Just a day before the conference, former Saudi Aramco Executive Nansen Saleri was on CNBC talking about the state of the world oil market in general — and the U.S. oil industry in particular.
When asked if Saudi Arabia can increase oil production above 10 million barrels per day and sustain that level of production, Saleri said:
“... the more relevant question is that there are a lot of other Saudi Arabias out there. America is becoming more energy independent. Spare capacity will eventually come from the U.S.”
But it’s not the sentiments of an ex-Saudi Aramco exec that have Peak Oil naysayers writing an obituary for the Hubbert curve...
It seems every week there comes news of a massive new discovery of shale oil and shale gas.
Just last Thursday, Apache announced it discovered a shale gas field in British Columbia bigger than the Marcellus — making it the largest in North America.
According to Apache, the discovery is estimated to contain enough gas in itself to justify doubling the size of the Kitimat terminal it's proposing with partners Encana and EOG Resources.
The company is calling it the best and highest-quality shale gas reservoir in North America, based on the volume of gas three test wells are producing.
The second largest U.S. independent oil and natural gas producer by market value, Apache said the tests suggest it has 48 trillion cubic feet of marketable gas within its Liard Basin properties.
The discovery in British Columbia dovetails on news that Russia has discovered a shale oil play it claims is 80 times bigger than the Bakken.
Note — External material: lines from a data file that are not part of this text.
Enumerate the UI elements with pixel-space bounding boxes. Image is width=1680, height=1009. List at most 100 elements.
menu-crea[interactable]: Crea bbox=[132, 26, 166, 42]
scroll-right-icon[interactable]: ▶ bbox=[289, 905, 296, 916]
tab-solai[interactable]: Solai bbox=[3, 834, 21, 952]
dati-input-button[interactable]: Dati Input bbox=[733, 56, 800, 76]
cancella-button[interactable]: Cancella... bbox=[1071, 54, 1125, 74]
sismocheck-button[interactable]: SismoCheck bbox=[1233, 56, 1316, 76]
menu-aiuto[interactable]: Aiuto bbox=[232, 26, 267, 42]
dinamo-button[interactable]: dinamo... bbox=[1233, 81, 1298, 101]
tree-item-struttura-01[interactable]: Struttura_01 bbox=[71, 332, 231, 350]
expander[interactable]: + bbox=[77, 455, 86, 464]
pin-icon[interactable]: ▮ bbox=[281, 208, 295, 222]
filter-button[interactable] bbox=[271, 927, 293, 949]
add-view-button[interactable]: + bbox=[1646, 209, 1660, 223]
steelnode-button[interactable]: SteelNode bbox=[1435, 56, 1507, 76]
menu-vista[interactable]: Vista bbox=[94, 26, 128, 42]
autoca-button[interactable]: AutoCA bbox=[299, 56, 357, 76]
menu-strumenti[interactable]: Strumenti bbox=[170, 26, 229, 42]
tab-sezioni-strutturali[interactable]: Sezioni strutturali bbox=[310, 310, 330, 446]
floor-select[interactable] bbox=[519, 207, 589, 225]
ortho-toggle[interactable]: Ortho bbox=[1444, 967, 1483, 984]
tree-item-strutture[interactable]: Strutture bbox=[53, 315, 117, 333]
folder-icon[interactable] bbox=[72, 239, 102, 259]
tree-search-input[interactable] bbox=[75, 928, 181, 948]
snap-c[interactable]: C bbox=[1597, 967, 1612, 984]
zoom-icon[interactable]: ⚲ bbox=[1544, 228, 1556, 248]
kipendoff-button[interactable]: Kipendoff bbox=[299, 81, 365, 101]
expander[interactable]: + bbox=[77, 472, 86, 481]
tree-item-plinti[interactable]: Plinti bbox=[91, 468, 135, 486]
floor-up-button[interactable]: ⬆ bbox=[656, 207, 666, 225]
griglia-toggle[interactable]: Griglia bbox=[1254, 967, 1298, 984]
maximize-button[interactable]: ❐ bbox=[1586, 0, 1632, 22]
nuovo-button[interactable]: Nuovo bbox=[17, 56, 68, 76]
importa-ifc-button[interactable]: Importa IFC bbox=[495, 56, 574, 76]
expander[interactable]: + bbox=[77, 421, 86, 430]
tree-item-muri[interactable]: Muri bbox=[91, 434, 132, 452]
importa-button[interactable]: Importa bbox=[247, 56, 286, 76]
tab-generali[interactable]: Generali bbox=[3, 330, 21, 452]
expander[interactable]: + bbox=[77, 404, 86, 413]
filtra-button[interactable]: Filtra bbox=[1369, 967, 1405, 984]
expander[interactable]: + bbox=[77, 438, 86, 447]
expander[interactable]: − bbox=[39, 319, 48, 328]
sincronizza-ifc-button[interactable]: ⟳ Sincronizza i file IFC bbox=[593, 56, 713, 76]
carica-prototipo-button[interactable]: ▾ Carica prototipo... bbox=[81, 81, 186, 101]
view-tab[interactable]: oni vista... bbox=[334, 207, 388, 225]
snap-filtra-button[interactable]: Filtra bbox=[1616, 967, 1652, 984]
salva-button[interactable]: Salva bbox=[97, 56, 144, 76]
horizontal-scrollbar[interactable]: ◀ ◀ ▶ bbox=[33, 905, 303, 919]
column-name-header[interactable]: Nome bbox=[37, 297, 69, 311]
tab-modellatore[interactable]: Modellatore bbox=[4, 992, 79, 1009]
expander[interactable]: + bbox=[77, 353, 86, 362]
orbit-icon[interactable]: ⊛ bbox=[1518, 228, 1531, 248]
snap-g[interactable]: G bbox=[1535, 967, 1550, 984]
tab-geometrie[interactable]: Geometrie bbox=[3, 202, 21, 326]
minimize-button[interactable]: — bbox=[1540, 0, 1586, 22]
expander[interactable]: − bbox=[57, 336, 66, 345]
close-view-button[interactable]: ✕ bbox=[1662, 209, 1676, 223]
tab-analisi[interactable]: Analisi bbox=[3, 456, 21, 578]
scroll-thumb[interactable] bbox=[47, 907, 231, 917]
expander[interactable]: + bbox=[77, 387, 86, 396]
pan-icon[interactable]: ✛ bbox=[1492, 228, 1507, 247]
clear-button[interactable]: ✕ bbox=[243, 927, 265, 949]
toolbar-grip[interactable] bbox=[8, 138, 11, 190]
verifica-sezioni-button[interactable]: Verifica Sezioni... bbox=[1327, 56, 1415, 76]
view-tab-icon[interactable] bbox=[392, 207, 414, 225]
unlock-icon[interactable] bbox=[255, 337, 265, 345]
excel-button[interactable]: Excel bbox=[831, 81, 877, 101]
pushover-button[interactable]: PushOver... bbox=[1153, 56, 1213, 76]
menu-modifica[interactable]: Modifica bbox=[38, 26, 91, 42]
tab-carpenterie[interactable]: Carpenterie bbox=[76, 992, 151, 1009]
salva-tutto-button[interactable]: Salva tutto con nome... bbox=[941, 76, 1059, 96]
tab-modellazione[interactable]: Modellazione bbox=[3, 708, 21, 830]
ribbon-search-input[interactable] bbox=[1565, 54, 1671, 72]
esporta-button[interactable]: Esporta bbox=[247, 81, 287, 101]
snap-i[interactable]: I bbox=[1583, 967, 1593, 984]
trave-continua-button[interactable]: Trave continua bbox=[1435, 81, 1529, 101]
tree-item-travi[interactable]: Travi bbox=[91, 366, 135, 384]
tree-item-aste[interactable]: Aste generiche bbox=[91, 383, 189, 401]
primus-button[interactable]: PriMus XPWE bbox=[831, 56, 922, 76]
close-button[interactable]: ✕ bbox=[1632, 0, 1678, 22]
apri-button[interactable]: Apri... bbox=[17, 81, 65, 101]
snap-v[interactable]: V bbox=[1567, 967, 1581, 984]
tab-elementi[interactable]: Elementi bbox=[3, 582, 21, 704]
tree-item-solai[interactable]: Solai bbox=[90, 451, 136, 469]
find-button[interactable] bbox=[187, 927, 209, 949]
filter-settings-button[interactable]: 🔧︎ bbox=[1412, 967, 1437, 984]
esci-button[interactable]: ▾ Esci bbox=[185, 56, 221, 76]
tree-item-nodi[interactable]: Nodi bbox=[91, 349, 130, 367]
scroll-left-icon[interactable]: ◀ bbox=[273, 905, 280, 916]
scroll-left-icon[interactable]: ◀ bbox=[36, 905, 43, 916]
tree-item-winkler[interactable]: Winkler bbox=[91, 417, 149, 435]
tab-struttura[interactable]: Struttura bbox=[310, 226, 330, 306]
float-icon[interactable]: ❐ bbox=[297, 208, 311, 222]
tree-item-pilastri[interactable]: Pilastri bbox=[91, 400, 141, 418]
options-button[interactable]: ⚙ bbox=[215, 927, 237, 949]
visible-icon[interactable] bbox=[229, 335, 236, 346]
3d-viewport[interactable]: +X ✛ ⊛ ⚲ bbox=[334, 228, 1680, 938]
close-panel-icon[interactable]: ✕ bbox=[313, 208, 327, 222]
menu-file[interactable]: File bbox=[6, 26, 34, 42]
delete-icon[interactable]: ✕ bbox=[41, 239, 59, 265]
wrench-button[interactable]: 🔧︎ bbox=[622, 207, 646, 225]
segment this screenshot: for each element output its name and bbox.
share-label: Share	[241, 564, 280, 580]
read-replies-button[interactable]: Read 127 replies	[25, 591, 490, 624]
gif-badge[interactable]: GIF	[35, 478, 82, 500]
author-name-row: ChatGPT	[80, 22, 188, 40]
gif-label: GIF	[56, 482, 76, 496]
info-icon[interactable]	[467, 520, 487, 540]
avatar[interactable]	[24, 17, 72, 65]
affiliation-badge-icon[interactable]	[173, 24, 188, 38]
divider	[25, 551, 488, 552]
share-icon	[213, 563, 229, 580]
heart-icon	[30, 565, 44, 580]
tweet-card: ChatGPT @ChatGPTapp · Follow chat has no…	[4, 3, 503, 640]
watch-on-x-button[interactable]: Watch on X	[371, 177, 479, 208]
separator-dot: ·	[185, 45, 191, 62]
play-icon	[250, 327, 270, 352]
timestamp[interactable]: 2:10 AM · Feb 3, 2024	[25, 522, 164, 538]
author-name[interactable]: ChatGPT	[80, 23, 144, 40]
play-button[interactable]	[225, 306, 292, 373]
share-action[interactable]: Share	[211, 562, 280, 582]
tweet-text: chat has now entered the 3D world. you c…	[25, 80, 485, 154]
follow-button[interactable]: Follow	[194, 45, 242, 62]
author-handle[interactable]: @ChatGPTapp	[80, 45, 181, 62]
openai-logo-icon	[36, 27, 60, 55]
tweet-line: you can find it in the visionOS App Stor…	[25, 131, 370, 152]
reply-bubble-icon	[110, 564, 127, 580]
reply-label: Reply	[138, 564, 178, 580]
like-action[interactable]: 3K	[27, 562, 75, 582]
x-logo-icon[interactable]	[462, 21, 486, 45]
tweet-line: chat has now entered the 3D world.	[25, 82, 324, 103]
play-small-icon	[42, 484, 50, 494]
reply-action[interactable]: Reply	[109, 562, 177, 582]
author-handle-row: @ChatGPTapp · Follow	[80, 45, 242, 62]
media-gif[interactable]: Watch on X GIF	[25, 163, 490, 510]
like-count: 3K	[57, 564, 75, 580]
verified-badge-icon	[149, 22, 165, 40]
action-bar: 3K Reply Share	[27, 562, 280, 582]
Now that’s a bold statement.
North Dakota has gone from just 60,000 barrels per day in 2007 to close to 600,000 barrels per day right now. And of those 600,000 barrels, 210,000 have come online just in the past year.
Drilling activity in the Bakken has been so explosive, current estimates point to the Bakken producing more than 1 million bpd by the end of the decade — a level that could be maintained for halfway through the century.
Throw in the Eagle Ford, and oil production just from these two tight oil plays could be between three and four million barrels per day by 2020.
If the same success can be duplicated in Russia, the world will undergo an oil and gas renaissance the likes of which haven’t been seen since the 1950s and 60s, when cheap oil ushered in a wave of global prosperity...
(Make no mistake; the three most powerful stimulants for an economy are 1. cheap money; 2. affordable labor; and 3. cheap energy.)
Russia's “Bakken” is called Bazhenov. It's an enormous formation spanning over 570 million acres in the frigid environment of Western Siberia. To put that into perspective, that's the size of Texas and the Gulf of Mexico combined.
But while all this is going on, the price of oil has remained high.
Remember, Peak Oil is as much an economic event as it is a geologic one...
Peak Oil doesn’t mean we are running out of oil. It means we’re running out of cheap, easy-to-get oil. It will simply cost more money and resources to get less.
To wit, the average Bakken well costs $7 million to drill and averages 150 barrels a day, whereas a single gusher from the Gulf of Mexico can produce 250,000 barrels of oil per day.
I told the conference attendees to watch the price of oil, or “the wisdom of price.”
This tells you everything you need to know...
Since the market bottom in March of 2009, oil has reentered its uptrend. Since March 2009, oil has been above $50 a barrel for 39 straight months.
It’s been above $60 for 36 straight months. It’s been above $70 a barrel for 25 straight months.
It reached a high of $115 a barrel in May of last year... and a high of $110 in March of this year.
Ten years ago, oil sustaining these prices this long would have been unthinkable.
It would’ve been a crisis.
But every crisis contains the blueprint for its own solution...
And right now we’re witnessing the solution, as human innovation responds to price and the profit motive.